Letter to the Editor:

To the Editor:

We thoroughly enjoyed the article “The Challenges of Technological Intensification.”1 At a time when anesthesia is demonstrably safer than ever it is important to note that complexity in anesthesia is relevant only if four conditions are met:

  1. Complexity, or complex interactions to be true to Perrow, must be unambiguously defined.2 The current definition “if there are many alternative sub-tasks at any point in its completion” appears to be dependent on both the size of the system as well as its lifespan.
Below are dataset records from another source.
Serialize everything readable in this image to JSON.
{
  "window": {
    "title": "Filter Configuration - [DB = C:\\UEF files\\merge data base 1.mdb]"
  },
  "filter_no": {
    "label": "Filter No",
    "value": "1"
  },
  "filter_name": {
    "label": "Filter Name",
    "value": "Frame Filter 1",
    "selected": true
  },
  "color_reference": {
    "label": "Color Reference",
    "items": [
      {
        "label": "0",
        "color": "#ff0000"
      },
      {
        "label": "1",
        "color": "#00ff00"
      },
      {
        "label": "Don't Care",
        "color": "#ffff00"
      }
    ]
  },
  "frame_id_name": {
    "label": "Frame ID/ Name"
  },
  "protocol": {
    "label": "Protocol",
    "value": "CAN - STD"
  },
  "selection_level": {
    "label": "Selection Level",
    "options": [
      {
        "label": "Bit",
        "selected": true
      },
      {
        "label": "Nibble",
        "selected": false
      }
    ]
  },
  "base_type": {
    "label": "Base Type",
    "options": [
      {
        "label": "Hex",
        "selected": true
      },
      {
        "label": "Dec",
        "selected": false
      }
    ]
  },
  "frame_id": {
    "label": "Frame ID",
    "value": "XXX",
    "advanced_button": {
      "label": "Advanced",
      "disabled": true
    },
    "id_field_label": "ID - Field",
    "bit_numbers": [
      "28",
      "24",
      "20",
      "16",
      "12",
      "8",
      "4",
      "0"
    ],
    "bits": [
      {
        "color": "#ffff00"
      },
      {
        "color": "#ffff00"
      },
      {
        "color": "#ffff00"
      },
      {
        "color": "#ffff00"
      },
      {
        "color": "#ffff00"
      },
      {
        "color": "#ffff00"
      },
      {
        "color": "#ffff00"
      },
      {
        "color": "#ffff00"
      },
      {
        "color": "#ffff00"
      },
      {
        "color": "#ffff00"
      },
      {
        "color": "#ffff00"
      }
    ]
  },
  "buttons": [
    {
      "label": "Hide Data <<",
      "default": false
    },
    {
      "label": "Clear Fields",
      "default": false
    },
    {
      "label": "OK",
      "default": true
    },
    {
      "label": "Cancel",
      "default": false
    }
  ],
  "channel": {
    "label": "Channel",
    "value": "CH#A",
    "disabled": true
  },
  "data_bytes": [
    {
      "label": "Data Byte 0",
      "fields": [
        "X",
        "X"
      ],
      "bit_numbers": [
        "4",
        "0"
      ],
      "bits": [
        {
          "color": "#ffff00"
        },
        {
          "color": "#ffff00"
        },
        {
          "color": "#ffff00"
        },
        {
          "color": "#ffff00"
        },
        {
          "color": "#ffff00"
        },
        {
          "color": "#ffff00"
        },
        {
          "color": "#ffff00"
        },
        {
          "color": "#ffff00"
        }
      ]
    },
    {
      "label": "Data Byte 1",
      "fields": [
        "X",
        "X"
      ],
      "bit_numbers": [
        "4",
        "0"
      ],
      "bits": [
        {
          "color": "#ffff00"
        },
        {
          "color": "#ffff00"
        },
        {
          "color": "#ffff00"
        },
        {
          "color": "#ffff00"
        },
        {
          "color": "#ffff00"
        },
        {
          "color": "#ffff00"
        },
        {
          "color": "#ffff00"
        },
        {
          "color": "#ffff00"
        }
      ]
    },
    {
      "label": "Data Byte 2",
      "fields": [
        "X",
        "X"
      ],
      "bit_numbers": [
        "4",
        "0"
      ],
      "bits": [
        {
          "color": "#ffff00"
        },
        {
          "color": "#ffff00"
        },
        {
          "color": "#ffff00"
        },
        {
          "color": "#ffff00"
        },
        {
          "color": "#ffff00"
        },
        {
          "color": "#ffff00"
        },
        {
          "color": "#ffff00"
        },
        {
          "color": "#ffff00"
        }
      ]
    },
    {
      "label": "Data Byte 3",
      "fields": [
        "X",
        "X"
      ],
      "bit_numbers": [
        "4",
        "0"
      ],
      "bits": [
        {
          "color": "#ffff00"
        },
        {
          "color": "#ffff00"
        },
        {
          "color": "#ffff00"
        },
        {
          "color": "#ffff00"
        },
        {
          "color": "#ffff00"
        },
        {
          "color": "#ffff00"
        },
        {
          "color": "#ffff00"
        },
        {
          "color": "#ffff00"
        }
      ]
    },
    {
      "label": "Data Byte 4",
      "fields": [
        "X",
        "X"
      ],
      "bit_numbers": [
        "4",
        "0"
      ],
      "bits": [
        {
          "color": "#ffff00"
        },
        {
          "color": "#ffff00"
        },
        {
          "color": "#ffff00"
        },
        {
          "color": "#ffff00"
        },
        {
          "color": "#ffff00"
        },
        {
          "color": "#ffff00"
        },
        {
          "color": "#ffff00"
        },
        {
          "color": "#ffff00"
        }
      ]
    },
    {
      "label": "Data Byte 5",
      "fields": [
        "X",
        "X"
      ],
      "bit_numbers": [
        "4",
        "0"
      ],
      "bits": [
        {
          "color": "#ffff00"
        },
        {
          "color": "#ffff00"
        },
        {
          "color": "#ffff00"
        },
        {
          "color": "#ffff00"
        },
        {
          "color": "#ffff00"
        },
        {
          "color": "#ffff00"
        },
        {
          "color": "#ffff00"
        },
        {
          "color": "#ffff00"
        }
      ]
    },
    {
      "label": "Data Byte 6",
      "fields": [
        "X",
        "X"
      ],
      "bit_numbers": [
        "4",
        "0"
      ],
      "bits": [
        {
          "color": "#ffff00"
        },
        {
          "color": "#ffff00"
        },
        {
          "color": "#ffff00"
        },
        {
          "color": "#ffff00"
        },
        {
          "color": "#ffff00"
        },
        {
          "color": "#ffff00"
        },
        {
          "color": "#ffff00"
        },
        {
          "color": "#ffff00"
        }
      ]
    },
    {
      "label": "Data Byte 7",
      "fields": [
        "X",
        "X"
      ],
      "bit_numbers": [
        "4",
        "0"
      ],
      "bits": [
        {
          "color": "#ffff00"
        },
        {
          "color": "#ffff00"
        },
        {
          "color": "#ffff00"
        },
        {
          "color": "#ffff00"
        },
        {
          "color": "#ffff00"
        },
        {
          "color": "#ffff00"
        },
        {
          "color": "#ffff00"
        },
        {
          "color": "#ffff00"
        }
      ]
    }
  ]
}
Since either could be arbitrary the definition reduces to an arbitrary subset of any given universe of interactions. In such a case the definition reduces to a hollow assertion.
  2. Complexity must be unambiguously linked with outcome. This raises the secondary problem of agreeing on a definition of outcome. It is possible that manipulating the definition of outcome drastically changes the incidence of “successful” anesthetics and surgical procedures. We need look only as far as cardiac surgery with its subtle neurologic injury, severe neurologic injury, and death as three recognized outcomes.
  3. Complexity must be controllable. We must be able to reliably control the interactions of a given system. Yet this hinges on being able to reliably define complexity.
  4. Finally, if complexity is controllable then it must be controllable in such a manner as to optimize the affect on definable outcomes.

As new technology becomes available the degree of complexity seems less relevant than demonstrable effects on definable outcomes. In essence complexity as a poorly defined concept makes technological analysis unnecessarily complex while adding little to understanding.

Rahul Mishra, DO (Resident)
John Hall, MD, JD, MBA
Associate Professor
Department of Anesthesia
Texas Tech University Health Sciences Center, School of Medicine
Lubbock, Texas


  1. Webster CS, Stabile M, Merry AF. The challenges of technological intensification. APSF Newsletter 2009; 24(3):33,35,43.
  2. Perrow C. Normal Accidents: Living with High-Risk Technologies. Princeton, NJ: Princeton University Press, 1999.